Prenons l'exemple du meurtre par exécution de trois étudiants : Deah Shaddy Barakat, 23 ans ; sa femme, Yusor Mohammed Abu-Salha, 21 ans ; et sa sœur Razan Mohammad Abu-Salha, 19 ans – par leur voisin Craig Stephen Hicks dans leur copropriété de Chapel Hill, en Caroline du Nord, en février 2015. La police de Chapel Hill a déclaré au cours de son enquête préliminaire que le motif de la fusillade était une dispute sur le stationnement sans lien avec la religion des victimes.

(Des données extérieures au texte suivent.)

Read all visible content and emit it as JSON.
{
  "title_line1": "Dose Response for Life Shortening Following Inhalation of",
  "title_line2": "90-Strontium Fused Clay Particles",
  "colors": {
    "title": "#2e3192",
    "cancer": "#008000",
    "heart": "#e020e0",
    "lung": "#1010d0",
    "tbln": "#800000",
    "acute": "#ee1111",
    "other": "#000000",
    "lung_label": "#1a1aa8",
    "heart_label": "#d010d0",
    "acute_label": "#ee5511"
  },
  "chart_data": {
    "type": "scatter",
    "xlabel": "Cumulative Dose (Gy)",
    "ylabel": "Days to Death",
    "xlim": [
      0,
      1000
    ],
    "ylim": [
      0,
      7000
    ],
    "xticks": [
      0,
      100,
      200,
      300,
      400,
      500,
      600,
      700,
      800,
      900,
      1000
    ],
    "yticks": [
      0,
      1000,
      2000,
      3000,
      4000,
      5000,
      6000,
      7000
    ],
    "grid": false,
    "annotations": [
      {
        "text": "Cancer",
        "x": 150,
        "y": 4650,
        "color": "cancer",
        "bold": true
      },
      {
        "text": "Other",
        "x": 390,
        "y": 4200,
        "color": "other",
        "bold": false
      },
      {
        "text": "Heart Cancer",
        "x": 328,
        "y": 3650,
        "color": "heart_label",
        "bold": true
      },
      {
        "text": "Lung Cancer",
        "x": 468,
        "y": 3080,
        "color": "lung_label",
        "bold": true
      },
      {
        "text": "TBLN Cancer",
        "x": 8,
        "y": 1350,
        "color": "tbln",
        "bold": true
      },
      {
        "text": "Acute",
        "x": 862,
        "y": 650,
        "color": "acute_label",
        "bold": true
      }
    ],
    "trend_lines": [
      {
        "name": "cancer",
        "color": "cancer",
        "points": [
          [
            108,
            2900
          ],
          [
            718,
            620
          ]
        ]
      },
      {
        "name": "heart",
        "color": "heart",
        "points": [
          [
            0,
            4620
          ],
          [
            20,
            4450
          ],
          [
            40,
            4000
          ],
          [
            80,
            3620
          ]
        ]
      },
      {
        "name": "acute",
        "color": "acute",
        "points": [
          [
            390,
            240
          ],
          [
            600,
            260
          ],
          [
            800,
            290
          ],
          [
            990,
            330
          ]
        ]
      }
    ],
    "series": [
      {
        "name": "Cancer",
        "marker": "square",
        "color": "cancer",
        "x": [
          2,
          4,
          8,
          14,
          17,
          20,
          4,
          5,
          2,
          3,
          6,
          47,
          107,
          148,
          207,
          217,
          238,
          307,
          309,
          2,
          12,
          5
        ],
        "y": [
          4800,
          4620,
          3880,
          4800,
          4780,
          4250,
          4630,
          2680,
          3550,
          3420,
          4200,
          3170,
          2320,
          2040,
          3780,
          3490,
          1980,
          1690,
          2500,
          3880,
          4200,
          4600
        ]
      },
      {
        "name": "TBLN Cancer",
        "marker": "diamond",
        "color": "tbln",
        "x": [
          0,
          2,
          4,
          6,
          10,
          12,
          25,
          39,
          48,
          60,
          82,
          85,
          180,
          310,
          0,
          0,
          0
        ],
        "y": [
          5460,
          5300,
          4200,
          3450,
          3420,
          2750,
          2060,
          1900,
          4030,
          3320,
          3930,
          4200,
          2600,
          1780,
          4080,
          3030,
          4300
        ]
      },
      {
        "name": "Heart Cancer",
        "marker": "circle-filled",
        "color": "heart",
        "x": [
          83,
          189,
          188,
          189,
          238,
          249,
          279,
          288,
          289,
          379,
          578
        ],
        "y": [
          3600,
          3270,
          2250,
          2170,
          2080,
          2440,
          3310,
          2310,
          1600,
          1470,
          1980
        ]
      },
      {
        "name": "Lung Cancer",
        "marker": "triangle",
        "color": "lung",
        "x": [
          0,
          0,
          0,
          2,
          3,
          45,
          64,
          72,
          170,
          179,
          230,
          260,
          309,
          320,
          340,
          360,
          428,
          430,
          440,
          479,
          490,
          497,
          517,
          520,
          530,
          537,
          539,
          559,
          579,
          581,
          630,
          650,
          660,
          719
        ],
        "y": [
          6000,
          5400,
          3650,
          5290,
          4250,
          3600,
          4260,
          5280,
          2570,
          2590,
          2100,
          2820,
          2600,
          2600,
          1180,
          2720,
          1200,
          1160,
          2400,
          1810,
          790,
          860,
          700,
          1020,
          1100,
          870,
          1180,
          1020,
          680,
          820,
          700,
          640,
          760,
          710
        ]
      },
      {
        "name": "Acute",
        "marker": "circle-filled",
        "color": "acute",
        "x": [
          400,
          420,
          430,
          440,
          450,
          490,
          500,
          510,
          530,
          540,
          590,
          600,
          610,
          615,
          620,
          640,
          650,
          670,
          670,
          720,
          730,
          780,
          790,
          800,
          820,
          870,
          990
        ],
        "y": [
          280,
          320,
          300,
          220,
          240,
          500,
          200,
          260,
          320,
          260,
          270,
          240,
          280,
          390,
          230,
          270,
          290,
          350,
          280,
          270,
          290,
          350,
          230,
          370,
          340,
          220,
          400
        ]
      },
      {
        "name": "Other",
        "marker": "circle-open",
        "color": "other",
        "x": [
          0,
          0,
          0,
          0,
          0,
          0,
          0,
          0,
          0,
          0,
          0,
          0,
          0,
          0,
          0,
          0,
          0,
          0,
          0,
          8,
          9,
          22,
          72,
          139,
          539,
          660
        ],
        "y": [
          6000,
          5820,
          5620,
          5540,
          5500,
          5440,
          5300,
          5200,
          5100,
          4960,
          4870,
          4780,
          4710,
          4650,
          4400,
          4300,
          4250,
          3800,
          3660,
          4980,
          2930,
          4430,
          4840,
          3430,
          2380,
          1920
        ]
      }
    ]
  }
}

Les familles des victimes ont soutenu pendant des mois que les meurtres constituaient un crime de haine et que Hicks avait pris pour cible les étudiants en raison de leur foi et de leur apparence visiblement musulmane. L’histoire de Hicks sur les réseaux sociaux regorgeait de messages antireligieux contre les musulmans et de nombreuses autres confessions. Entretien après entretien, au détriment de leur propre santé mentale et en amplifiant leur chagrin, les familles ont cherché à mettre en valeur la vie de leurs proches pour les humaniser.

J'ai parlé avec Nancy Khalil, professeur adjoint d'études arabes et musulmanes américaines à l'Université du Michigan et coprésidente du groupe de travail sur l'islamophobie. Elle a déclaré que le passage de l’islamophobie à la haine, à l’intolérance, à la discrimination et, finalement, à la violence tragique, était inévitable compte tenu de la rhétorique explosive colportée. Et les musulmans qui perdent des êtres chers à cause de la violence deviennent victimes d’une « violence douce de déshumanisation ».

« Ils ne sont pas autorisés à faire face au chagrin d'une tragédie aussi horrible dans leur vie », a déclaré Khalil. « Au lieu de cela, on leur refuse cela, et ils doivent faire face au public et donner des conférences de presse avec le ton juste et en utilisant les mots justes pour convaincre le monde qu'ils ne méritent pas que leurs proches soient tués. Qu'ils sont comme tout le monde, qu'ils souffrent aussi et qu'eux aussi veulent vivre en paix. »

En 2019, après la fusillade de masse de Christchurch, j'ai passé une semaine à faire un reportage minutieux sur chacune des 51 victimes, rédigeant une histoire partageant des détails sur chacune d'entre elles. Chaque musulman qui a perdu la vie ce jour-là était un être humain et non la caricature d’un cliché musulman maléfique. Sept ans plus tard, trois hommes musulmans de San Diego ont perdu la vie – et ont ainsi sauvé la vie d'environ 140 enfants – aux mains de deux adolescents armés qui voulaient apparemment poursuivre l'œuvre du tueur de Christchurch.

Les hommages affluent pour Abdullah, Kaziha et Awad. Ce pays devrait savoir qui étaient ces hommes extraordinaires et le trou béant de chagrin que leurs meurtres ont laissé derrière eux. On pourrait affirmer que le traumatisme enduré par les familles Barakat et Abu-Salha il y a 11 ans en insistant pour que les meurtres de leurs proches soient considérés comme des crimes de haine était en grande partie le travail de fond douloureux supporté par les communautés musulmanes et autres confessions qui a conduit la police de San Diego à traiter les fusillades comme un crime de haine au début de son enquête.

Mais à quel prix ? En ce jour d’Arafat, qui est considéré comme le cœur du Hajj et le jour le plus saint, où les musulmans du monde entier se livrent à un culte et à une prière profonds, de nombreux Américains musulmans se demandent quel sera le prochain acte de violence à leur encontre. Et est-ce que quelqu'un s'en souciera ?

(Dilshad D. Ali est un journaliste indépendant. Les opinions exprimées dans ce commentaire ne reflètent pas nécessairement celles de RNS.)